New rules seek to hem in retired intelligence and security officers. Centre’s bid to control ideas only makes it look weak.
As gag orders go, this one is blatant. The Centre’s new pension rules bar officers who retire from intelligence and security organisations from writing/publishing anything related to their work or career — even an oped on a matter of public importance, let alone a book — without a clearance from the current head of the organisation. The failure to do so might put their pension benefits at risk — a harsh threat to dangle over a citizen for the exercise of her freedom of expression and speech. The law will apply to officers who retire from the Intelligence Bureau, R&AW, CBI, ED, Narcotics Control Bureau, DRDO and all central armed police forces such as the CRPF and BSF, among others. Worse, this bar will apply in perpetuity. The government could well have, but chose not to, set a cooling-off period from the date of an officer’s retirement — whether two or five years — in which she would be forbidden from writing about her work experience. While it is understandable for the state to have concerns about matters of national security, this is too blanket and vaguely worded a restriction. As a former R&AW chief told this newspaper, “The way the rule has been worded, even if I have to say that first R&AW chief RN Kao was a great man, I will have to take permission from the current R&AW chief.”

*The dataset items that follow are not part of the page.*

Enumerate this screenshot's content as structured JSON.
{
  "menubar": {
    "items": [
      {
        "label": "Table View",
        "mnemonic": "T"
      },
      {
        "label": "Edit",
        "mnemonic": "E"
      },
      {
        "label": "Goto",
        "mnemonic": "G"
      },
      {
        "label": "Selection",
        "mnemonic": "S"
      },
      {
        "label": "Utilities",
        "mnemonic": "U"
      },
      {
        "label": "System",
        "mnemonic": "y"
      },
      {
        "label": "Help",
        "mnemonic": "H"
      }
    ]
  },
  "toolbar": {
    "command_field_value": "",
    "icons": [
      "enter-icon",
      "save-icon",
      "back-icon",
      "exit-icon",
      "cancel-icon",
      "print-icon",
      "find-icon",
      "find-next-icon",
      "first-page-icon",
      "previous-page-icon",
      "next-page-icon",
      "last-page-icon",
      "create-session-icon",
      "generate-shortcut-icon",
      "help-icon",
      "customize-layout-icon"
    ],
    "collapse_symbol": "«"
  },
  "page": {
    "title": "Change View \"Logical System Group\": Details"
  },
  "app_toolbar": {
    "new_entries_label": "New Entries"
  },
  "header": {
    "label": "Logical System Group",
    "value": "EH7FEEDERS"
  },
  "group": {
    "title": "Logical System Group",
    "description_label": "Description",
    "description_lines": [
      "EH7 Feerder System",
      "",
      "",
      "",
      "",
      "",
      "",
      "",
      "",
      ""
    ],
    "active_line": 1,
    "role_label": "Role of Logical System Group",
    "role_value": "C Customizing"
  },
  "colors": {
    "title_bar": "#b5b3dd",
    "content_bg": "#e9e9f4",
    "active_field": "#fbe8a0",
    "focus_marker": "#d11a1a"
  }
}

The Centre’s move reeks of an all-too-familiar need to control and micro-manage ideas, facts and narratives — in the name of national interest — in ways that only end up making it look insecure. The same mistrust of ideas was evident in orders such as the one that sought to bar virtual “international conferences and seminars” on matters of India’s security, the Northeastern states and Jammu and Kashmir in universities — a circular so undemocratic in its spirit that it had to be withdrawn after an outcry. The current gag order, in effect, forces officers who have spent decades in the trenches of officialdom, shaping and determining national policy at crucial moments of Indian history, outside the pale of public discourse. Their experience and knowledge do not need to be barb-wired by oaths of secrecy, but must be judiciously brought into the public realm — to enrich history writing, institutional memory, and academia. Moreover, does this ban also apply to retired officers joining think-tanks and speaking at seminars? How much control is adequate control?
For a knowledge society, discussions and deliberations are key to moving forward. The Centre’s move is one more example of how it may be getting these basics wrong. It must withdraw this order.